JF Ptak Science Books Post 2484
I've written here a number of times on this blog about endemic, inherent, engrained racism, racism that is just so much a part of the culture that it can become an outrageous element completely obtuse context. Another good example is this ad that I bumped into while looking for a nuclear-attack article in a September 1950 issue of LIFE magazine. It is just an ad for televisions, a big two-page spread in America's leading popular magazine, which means it was expensive, and which also means that x-number of hours were spent on its production and design, and the best thing that the minds working on this was use that incredible black-face minstrel figure to grab a viewer's attention to look at the tvs and link them to a particular entertainment-past. Black-face, minstrel, Mississippi sidewheeler, Dumont. Nobody thought that there was anything wrong with this, and so the television maker connected itself with this visual horrorshow.
Depictions of African Americans in this way came to be seen as wrong, but in another decade or two, probably a few years earlier than the Lovings' case regarding their rejected attempt to be married because they were an interracial couple was settled in 1967, striking the illegality of interracial marriage. Probably the offensive intolerances written about gay marriage will be seen in the same league of abhorance as this minstrel figure was seen with a few decades after its publication. It has taken lifetimes of efforts to legally surpass social condemnation, restrictions and persecutory adjudications of the gay life, the marriage part of which was just today settled by the Supreme Court of the United States, recognizing that not allowing the marriage of two people of the same sex was discriminatory. There are still horrendous and terrible things being said about that, now, as though (as I heard on a Conservative talk radio station) that "homosexual marriage" could lead to complete subjugation of normalcy, and that we could now well see the marriage of humans and animals.
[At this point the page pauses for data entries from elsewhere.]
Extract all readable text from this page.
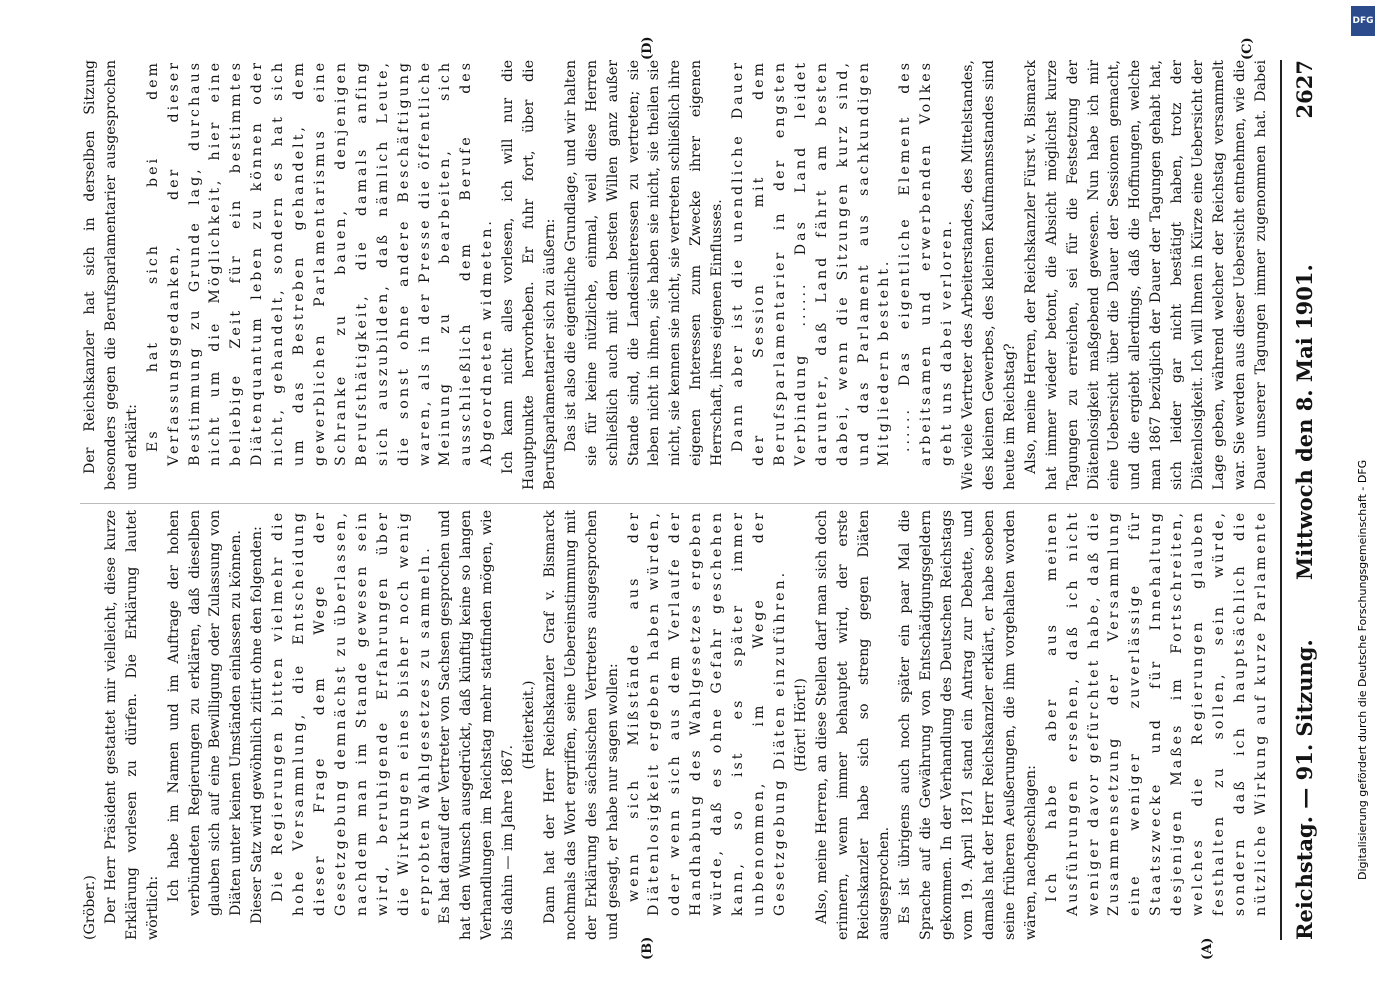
Reichstag. — 91. Sitzung.
Mittwoch den 8. Mai 1901.
2627
(A)
(B)
(C)
(D)

(Gröber.) Der Herr Präsident gestattet mir vielleicht, diese kurze Erklärung vorlesen zu dürfen. Die Erklärung lautet wörtlich:

Ich habe im Namen und im Auftrage der hohen verbündeten Regierungen zu erklären, daß dieselben glauben sich auf eine Bewilligung oder Zulassung von Diäten unter keinen Umständen einlassen zu können. Dieser Satz wird gewöhnlich zitirt ohne den folgenden: Die Regierungen bitten vielmehr die hohe Versammlung, die Entscheidung dieser Frage dem Wege der Gesetzgebung demnächst zu überlassen, nachdem man im Stande gewesen sein wird, beruhigende Erfahrungen über die Wirkungen eines bisher noch wenig erprobten Wahlgesetzes zu sammeln. Es hat darauf der Vertreter von Sachsen gesprochen und hat den Wunsch ausgedrückt, daß künftig keine so langen Verhandlungen im Reichstag mehr stattfinden mögen, wie bis dahin — im Jahre 1867.

(Heiterkeit.) Dann hat der Herr Reichskanzler Graf v. Bismarck nochmals das Wort ergriffen, seine Uebereinstimmung mit der Erklärung des sächsischen Vertreters ausgesprochen und gesagt, er habe nur sagen wollen: wenn sich Mißstände aus der Diätenlosigkeit ergeben haben würden, oder wenn sich aus dem Verlaufe der Handhabung des Wahlgesetzes ergeben würde, daß es ohne Gefahr geschehen kann, so ist es später immer unbenommen, im Wege der Gesetzgebung Diäten einzuführen. (Hört! Hört!) Also, meine Herren, an diese Stellen darf man sich doch erinnern, wenn immer behauptet wird, der erste Reichskanzler habe sich so streng gegen Diäten ausgesprochen. Es ist übrigens auch noch später ein paar Mal die Sprache auf die Gewährung von Entschädigungsgeldern gekommen. In der Verhandlung des Deutschen Reichstags vom 19. April 1871 stand ein Antrag zur Debatte, und damals hat der Herr Reichskanzler erklärt, er habe soeben seine früheren Aeußerungen, die ihm vorgehalten worden wären, nachgeschlagen: Ich habe aber aus meinen Ausführungen ersehen, daß ich nicht weniger davor gefürchtet habe, daß die Zusammensetzung der Versammlung eine weniger zuverlässige für Staatszwecke und für Innehaltung desjenigen Maßes im Fortschreiten, welches die Regierungen glauben festhalten zu sollen, sein würde, sondern daß ich hauptsächlich die nützliche Wirkung auf kurze Parlamente

Der Reichskanzler hat sich in derselben Sitzung besonders gegen die Berufsparlamentarier ausgesprochen und erklärt: Es hat sich bei dem Verfassungsgedanken, der dieser Bestimmung zu Grunde lag, durchaus nicht um die Möglichkeit, hier eine beliebige Zeit für ein bestimmtes Diätenquantum leben zu können oder nicht, gehandelt, sondern es hat sich um das Bestreben gehandelt, dem gewerblichen Parlamentarismus eine Schranke zu bauen, denjenigen Berufsthätigkeit, die damals anfing sich auszubilden, daß nämlich Leute, die sonst ohne andere Beschäftigung waren, als in der Presse die öffentliche Meinung zu bearbeiten, sich ausschließlich dem Berufe des Abgeordneten widmeten. Ich kann nicht alles vorlesen, ich will nur die Hauptpunkte hervorheben. Er fuhr fort, über die Berufsparlamentarier sich zu äußern: Das ist also die eigentliche Grundlage, und wir halten sie für keine nützliche, einmal, weil diese Herren schließlich auch mit dem besten Willen ganz außer Stande sind, die Landesinteressen zu vertreten; sie leben nicht in ihnen, sie haben sie nicht, sie theilen sie nicht, sie kennen sie nicht, sie vertreten schließlich ihre eigenen Interessen zum Zwecke ihrer eigenen Herrschaft, ihres eigenen Einflusses. Dann aber ist die unendliche Dauer der Session mit dem Berufsparlamentarier in der engsten Verbindung ...... Das Land leidet darunter, daß Land fährt am besten dabei, wenn die Sitzungen kurz sind, und das Parlament aus sachkundigen Mitgliedern besteht. ...... Das eigentliche Element des arbeitsamen und erwerbenden Volkes geht uns dabei verloren. Wie viele Vertreter des Arbeiterstandes, des Mittelstandes, des kleinen Gewerbes, des kleinen Kaufmannsstandes sind heute im Reichstag? Also, meine Herren, der Reichskanzler Fürst v. Bismarck hat immer wieder betont, die Absicht möglichst kurze Tagungen zu erreichen, sei für die Festsetzung der Diätenlosigkeit maßgebend gewesen. Nun habe ich mir eine Uebersicht über die Dauer der Sessionen gemacht, und die ergiebt allerdings, daß die Hoffnungen, welche man 1867 bezüglich der Dauer der Tagungen gehabt hat, sich leider gar nicht bestätigt haben, trotz der Diätenlosigkeit. Ich will Ihnen in Kürze eine Uebersicht der Lage geben, während welcher der Reichstag versammelt war. Sie werden aus dieser Uebersicht entnehmen, wie die Dauer unserer Tagungen immer zugenommen hat. Dabei

DFG
Digitalisierung gefördert durch die Deutsche Forschungsgemeinschaft - DFG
Opinions stated for the public record like that will be hard to explain in the near future, just as the decision to use the minstrel is today. I hope that it doesn't take further decades for people to realize that opposition to same-sex marriage will seem just like those opposing slavery, opposing the vote for women, opposing casual relationship between Catholics and Protestants, and opposing interracial marriage, and so on into the unfriendly past; it is all the same argument of opposition and restricting the intellect from one to the next--only the issues change.